Large businesses are always efficient, right?


Can you call a business that makes 20+ million dollars a year successful if its entire corporate staff is afraid of upper management and morale is low?

What if this company encounters major business emergencies on a monthly, if not weekly basis, and yet the management staff still goes home at 5 o’clock and sleeps soundly?

What if this company were able to blow hundreds of thousands of dollars on mistakes and not learn anything?

Yet at the end of the year they turned a profit.

Are they successful?


4 responses to “Large businesses are always efficient, right?”

  1. I’m guessing that’s a rhetorical question.

    If it isn’t, then I’d say three things:

    1) this may be an outsider’s view of things based on a limited data set. It may actually be better than it looks. If it’s based on an insider’s, it’s possible that the situation may not be as bad as it seems to one person. It may be just that bad but it’s impossible to know one way or the other without specifics.

    2) What are the gross revenues, of which $20 million is profit? If they’re $7 billion annually, then this is a very unsuccessful business. If they’re $25 million, then this is a huge success.

    3) Your terminology, bereft of specifics, is very woozy. For example, “… entire corporate staff is afraid …” seems unlikely. I doubt that the statement is informed from substantive polling and I further doubt that fear is the right emotion for the majority.

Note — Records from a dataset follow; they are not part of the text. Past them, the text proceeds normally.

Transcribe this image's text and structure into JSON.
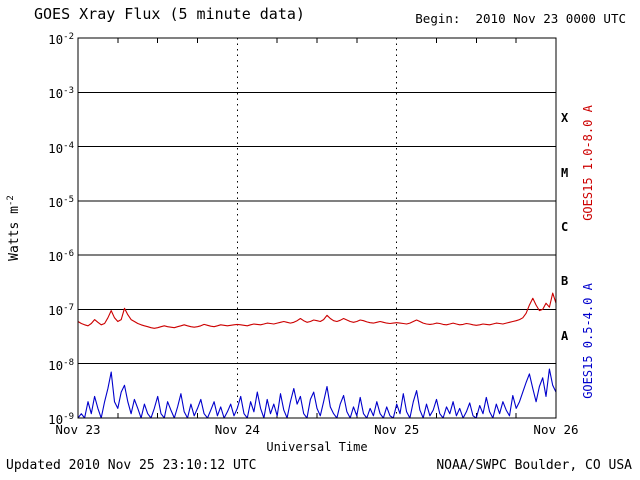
{
  "header": {
    "title": "GOES Xray Flux (5 minute data)",
    "begin_label": "Begin:  2010 Nov 23 0000 UTC"
  },
  "footer": {
    "updated": "Updated 2010 Nov 25 23:10:12 UTC",
    "source": "NOAA/SWPC Boulder, CO USA"
  },
  "axes": {
    "y_title": "Watts m",
    "y_title_exp": "-2",
    "x_title": "Universal Time",
    "log_base": "10",
    "y_tick_exponents": [
      -2,
      -3,
      -4,
      -5,
      -6,
      -7,
      -8,
      -9
    ],
    "x_tick_labels": [
      "Nov 23",
      "Nov 24",
      "Nov 25",
      "Nov 26"
    ],
    "x_tick_hours": [
      0,
      24,
      48,
      72
    ],
    "flare_classes": [
      "X",
      "M",
      "C",
      "B",
      "A"
    ]
  },
  "legend": {
    "long_channel": "GOES15 1.0-8.0 A",
    "short_channel": "GOES15 0.5-4.0 A"
  },
  "colors": {
    "long": "#cc0000",
    "short": "#0000cc",
    "grid": "#000000",
    "background": "#ffffff"
  },
  "chart_data": {
    "type": "line",
    "title": "GOES Xray Flux (5 minute data)",
    "xlabel": "Universal Time",
    "ylabel": "Watts m^-2",
    "x_unit": "hours since 2010 Nov 23 0000 UTC",
    "x_start_hours": 0,
    "x_step_hours": 0.5,
    "x_range_hours": [
      0,
      72
    ],
    "ylog": true,
    "ylim": [
      1e-09,
      0.01
    ],
    "grid": "horizontal solid per decade, vertical dotted per day",
    "legend_position": "right, rotated",
    "series": [
      {
        "name": "GOES15 1.0-8.0 A",
        "color": "#cc0000",
        "values": [
          6e-08,
          5.5e-08,
          5.2e-08,
          5e-08,
          5.5e-08,
          6.5e-08,
          5.8e-08,
          5.2e-08,
          5.5e-08,
          7e-08,
          9.5e-08,
          7e-08,
          6e-08,
          6.5e-08,
          1.05e-07,
          8e-08,
          6.5e-08,
          6e-08,
          5.5e-08,
          5.2e-08,
          5e-08,
          4.8e-08,
          4.6e-08,
          4.5e-08,
          4.6e-08,
          4.8e-08,
          5e-08,
          4.8e-08,
          4.7e-08,
          4.6e-08,
          4.8e-08,
          5e-08,
          5.2e-08,
          5e-08,
          4.8e-08,
          4.7e-08,
          4.8e-08,
          5e-08,
          5.3e-08,
          5.1e-08,
          4.9e-08,
          4.8e-08,
          5e-08,
          5.2e-08,
          5.1e-08,
          5e-08,
          5.1e-08,
          5.2e-08,
          5.3e-08,
          5.2e-08,
          5.1e-08,
          5e-08,
          5.2e-08,
          5.4e-08,
          5.3e-08,
          5.2e-08,
          5.4e-08,
          5.6e-08,
          5.5e-08,
          5.4e-08,
          5.6e-08,
          5.8e-08,
          6e-08,
          5.8e-08,
          5.6e-08,
          5.8e-08,
          6.2e-08,
          6.8e-08,
          6.2e-08,
          5.8e-08,
          6e-08,
          6.4e-08,
          6.2e-08,
          6e-08,
          6.5e-08,
          7.8e-08,
          6.8e-08,
          6.2e-08,
          6e-08,
          6.3e-08,
          6.8e-08,
          6.4e-08,
          6e-08,
          5.8e-08,
          6e-08,
          6.4e-08,
          6.2e-08,
          5.9e-08,
          5.7e-08,
          5.6e-08,
          5.8e-08,
          6e-08,
          5.8e-08,
          5.6e-08,
          5.5e-08,
          5.6e-08,
          5.7e-08,
          5.6e-08,
          5.5e-08,
          5.4e-08,
          5.6e-08,
          6e-08,
          6.4e-08,
          6e-08,
          5.6e-08,
          5.4e-08,
          5.3e-08,
          5.4e-08,
          5.6e-08,
          5.5e-08,
          5.3e-08,
          5.2e-08,
          5.4e-08,
          5.6e-08,
          5.4e-08,
          5.2e-08,
          5.3e-08,
          5.5e-08,
          5.4e-08,
          5.2e-08,
          5.1e-08,
          5.2e-08,
          5.4e-08,
          5.3e-08,
          5.2e-08,
          5.4e-08,
          5.6e-08,
          5.5e-08,
          5.4e-08,
          5.6e-08,
          5.8e-08,
          6e-08,
          6.2e-08,
          6.5e-08,
          7e-08,
          8.5e-08,
          1.2e-07,
          1.6e-07,
          1.2e-07,
          9.5e-08,
          1e-07,
          1.3e-07,
          1.1e-07,
          2e-07,
          1.3e-07
        ]
      },
      {
        "name": "GOES15 0.5-4.0 A",
        "color": "#0000cc",
        "values": [
          1e-09,
          1.2e-09,
          1e-09,
          2e-09,
          1.2e-09,
          2.5e-09,
          1.5e-09,
          1e-09,
          2e-09,
          3.5e-09,
          7e-09,
          2e-09,
          1.5e-09,
          3e-09,
          4e-09,
          2e-09,
          1.2e-09,
          2.2e-09,
          1.5e-09,
          1e-09,
          1.8e-09,
          1.2e-09,
          1e-09,
          1.5e-09,
          2.5e-09,
          1.2e-09,
          1e-09,
          2e-09,
          1.4e-09,
          1e-09,
          1.6e-09,
          2.8e-09,
          1.3e-09,
          1e-09,
          1.8e-09,
          1.1e-09,
          1.5e-09,
          2.2e-09,
          1.2e-09,
          1e-09,
          1.4e-09,
          2e-09,
          1.1e-09,
          1.6e-09,
          1e-09,
          1.3e-09,
          1.8e-09,
          1.1e-09,
          1.5e-09,
          2.5e-09,
          1.2e-09,
          1e-09,
          2e-09,
          1.3e-09,
          3e-09,
          1.5e-09,
          1e-09,
          2.2e-09,
          1.2e-09,
          1.8e-09,
          1.1e-09,
          2.8e-09,
          1.4e-09,
          1e-09,
          2e-09,
          3.5e-09,
          1.8e-09,
          2.5e-09,
          1.2e-09,
          1e-09,
          2.2e-09,
          3e-09,
          1.5e-09,
          1.1e-09,
          2e-09,
          3.8e-09,
          1.6e-09,
          1.2e-09,
          1e-09,
          1.8e-09,
          2.6e-09,
          1.3e-09,
          1e-09,
          1.6e-09,
          1.1e-09,
          2.4e-09,
          1.2e-09,
          1e-09,
          1.5e-09,
          1.1e-09,
          2e-09,
          1.2e-09,
          1e-09,
          1.6e-09,
          1.1e-09,
          1e-09,
          1.8e-09,
          1.2e-09,
          2.8e-09,
          1.3e-09,
          1e-09,
          2e-09,
          3.2e-09,
          1.4e-09,
          1e-09,
          1.8e-09,
          1.1e-09,
          1.4e-09,
          2.2e-09,
          1.2e-09,
          1e-09,
          1.6e-09,
          1.2e-09,
          2e-09,
          1.1e-09,
          1.5e-09,
          1e-09,
          1.3e-09,
          1.9e-09,
          1.1e-09,
          1e-09,
          1.7e-09,
          1.2e-09,
          2.4e-09,
          1.3e-09,
          1e-09,
          1.8e-09,
          1.2e-09,
          2e-09,
          1.4e-09,
          1.1e-09,
          2.6e-09,
          1.5e-09,
          2e-09,
          3e-09,
          4.5e-09,
          6.5e-09,
          3.5e-09,
          2e-09,
          3.8e-09,
          5.5e-09,
          2.5e-09,
          8e-09,
          4e-09,
          3e-09
        ]
      }
    ]
  }
}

    Another: I find it hard to believe that a company can “… [encounter] major business emergencies on a monthly, if not weekly basis …” and still stick around. If that’s the case, then the management of the company is amazing. Business emergencies on the order of 12 to 52 per year mean that the company is operating in a highly unstable environment–usually such situations bankrupt the company.

    Finally, the fact that they can “blow hundreds of thousands of dollars on mistakes and not learn anything” doesn’t really mean much. What are the mistakes? Were they forays into new lines of business that didn’t pan out? Did they buy technology that didn’t generate enough revenue? And how can you know that they didn’t learn anything? The only way I can think of is if they make the same mistake over and over, but even then it’s difficult to say exactly whether that’s a bad thing. If they think they’re on to something big, then it’s hardly rotten to keep at it even if several tries don’t produce results.

    That being said, they are probably boneheads. I’ve seen exactly the sort of thing that you describe at a previous employer and I hated it. I’m just saying that it might not be as bad as you make it out.

  2. I would have to see one of these companies to believe it. I mean, you may make $20MM in one year, but if you sit on your ass while Rome burns, you’re likely to end up out of business the following year!

    I’m not sure how “real-world” the scenario you pose really is. I still believe that sustained success comes from hard work – or at least VERY smart work 😉

  3. Good comments, everyone. I’ll have to respond more tonight but yes it’s a real world situation, yes it’s all happening right now, and yes they make a huge profit. Private company, too but they could go public.